Northcliffe Media is beginning to reap the rewards of investment in its online business, new figures show today.

A trading update from owners DMGT for the last three months of 2007 show revenues up slightly across all businesses.

But regional online revenues have grown by 90 per cent compared with the same time the year before, mostly due to recruitment advertising.

At Northcliffe Media, the underlying total revenues for the 13 weeks to December 30 were up 0.6 per cent but down 0.3 per cent at £105m once acquisitions and disposals had been taken into account.

Circulation revenues for the first quarter were two per cent below last year, excluding titles acquired or closed in the previous financial year.

Publishing costs were two per cent higher, headcount was down one per cent, with any saving offset by increased investment in digital products and higher newsprint prices.

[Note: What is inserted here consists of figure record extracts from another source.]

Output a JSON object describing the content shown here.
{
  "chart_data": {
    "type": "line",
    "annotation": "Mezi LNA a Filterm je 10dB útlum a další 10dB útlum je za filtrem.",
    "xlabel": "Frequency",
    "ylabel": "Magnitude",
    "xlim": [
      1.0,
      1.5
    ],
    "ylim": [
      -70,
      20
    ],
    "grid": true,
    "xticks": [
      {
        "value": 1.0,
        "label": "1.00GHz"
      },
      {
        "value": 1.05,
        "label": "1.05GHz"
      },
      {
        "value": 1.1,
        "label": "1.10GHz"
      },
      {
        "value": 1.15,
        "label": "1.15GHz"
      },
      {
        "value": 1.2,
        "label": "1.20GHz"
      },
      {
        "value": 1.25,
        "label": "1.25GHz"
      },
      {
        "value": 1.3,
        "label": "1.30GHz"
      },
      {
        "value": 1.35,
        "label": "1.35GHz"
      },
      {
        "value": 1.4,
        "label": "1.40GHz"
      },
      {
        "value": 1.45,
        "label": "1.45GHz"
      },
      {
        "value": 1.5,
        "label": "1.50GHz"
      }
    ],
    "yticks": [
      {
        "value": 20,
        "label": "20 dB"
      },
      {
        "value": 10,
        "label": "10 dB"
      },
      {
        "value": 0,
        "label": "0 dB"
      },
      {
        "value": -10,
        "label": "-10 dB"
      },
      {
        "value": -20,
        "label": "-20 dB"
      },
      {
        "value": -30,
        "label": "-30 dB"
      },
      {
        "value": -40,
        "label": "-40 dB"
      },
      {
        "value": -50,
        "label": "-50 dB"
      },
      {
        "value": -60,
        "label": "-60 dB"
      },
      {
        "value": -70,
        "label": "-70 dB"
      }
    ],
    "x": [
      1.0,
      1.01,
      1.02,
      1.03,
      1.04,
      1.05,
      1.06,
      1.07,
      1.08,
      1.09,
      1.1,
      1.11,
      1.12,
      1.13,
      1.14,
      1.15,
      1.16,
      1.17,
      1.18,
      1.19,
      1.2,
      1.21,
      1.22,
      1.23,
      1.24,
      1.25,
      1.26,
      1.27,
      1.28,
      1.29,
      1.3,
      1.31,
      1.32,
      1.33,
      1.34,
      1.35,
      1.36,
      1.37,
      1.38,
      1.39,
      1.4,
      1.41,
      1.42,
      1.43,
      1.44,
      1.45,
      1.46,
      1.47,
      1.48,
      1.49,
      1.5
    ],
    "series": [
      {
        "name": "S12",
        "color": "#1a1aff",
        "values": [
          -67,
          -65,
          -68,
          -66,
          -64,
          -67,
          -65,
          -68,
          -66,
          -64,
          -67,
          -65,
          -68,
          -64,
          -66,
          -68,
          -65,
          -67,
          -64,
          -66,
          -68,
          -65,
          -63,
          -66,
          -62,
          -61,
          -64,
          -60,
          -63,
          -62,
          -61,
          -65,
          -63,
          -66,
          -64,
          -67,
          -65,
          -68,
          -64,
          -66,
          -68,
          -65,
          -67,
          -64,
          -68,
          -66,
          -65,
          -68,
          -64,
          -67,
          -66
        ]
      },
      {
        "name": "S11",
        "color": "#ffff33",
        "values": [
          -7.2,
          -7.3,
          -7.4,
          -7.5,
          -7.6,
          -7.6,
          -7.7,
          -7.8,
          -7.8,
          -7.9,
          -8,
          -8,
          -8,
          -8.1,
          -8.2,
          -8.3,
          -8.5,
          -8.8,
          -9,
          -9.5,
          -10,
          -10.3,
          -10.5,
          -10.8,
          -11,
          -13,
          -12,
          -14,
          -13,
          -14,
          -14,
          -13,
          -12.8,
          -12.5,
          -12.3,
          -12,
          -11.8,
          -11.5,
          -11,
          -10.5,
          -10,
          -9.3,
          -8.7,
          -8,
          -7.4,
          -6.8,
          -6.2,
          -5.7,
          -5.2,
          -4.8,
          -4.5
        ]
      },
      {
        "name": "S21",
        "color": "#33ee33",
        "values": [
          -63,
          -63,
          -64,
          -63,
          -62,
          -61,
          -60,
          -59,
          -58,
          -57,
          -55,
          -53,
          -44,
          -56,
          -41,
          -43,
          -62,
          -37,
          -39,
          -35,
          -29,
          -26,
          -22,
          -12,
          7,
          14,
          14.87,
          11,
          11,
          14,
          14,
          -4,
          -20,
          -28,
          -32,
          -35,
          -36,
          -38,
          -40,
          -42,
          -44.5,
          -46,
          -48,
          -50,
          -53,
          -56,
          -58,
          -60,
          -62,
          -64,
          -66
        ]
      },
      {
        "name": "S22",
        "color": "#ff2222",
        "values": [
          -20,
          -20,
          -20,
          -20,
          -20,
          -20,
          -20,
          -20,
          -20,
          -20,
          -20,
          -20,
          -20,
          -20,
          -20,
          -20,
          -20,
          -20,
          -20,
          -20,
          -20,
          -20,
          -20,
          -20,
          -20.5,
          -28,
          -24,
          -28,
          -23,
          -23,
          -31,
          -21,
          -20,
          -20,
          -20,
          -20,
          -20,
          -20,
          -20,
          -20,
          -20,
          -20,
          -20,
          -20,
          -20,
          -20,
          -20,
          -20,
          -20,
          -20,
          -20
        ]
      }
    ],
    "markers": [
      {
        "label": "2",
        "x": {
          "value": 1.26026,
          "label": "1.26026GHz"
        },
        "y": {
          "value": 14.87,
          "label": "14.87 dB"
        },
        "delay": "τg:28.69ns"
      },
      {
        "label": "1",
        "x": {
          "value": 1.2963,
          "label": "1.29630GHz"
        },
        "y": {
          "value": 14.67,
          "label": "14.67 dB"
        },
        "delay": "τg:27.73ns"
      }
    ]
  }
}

Other DMGT headlines include:

  • Results ahead of our expectations. They are marginally below last year due to timing differences, acquisitions and start-up costs.
  • New Didcot printing plant successfully brought on stream in October 2007 and, from January 1, Mail titles being printed in full colour.
  • Continued strong growth from DMG Information and good progress for Euromoney Institutional Investor, DMG World Media and DMG Radio Australia.
  • Chairman Lord Rothermere said: “It is too early to predict the outcome of the full year, but we are pleased with the start the group has made to the financial year.

    “Most of our businesses continue to perform well, and above our expectations, despite the troubles in the financial and property markets.

    “We believe that our strategy of creating a diversified portfolio of market-leading operations across both business and consumer products leaves us well positioned to deliver long-term growth.”

    DMGT will announce its half-yearly results in May.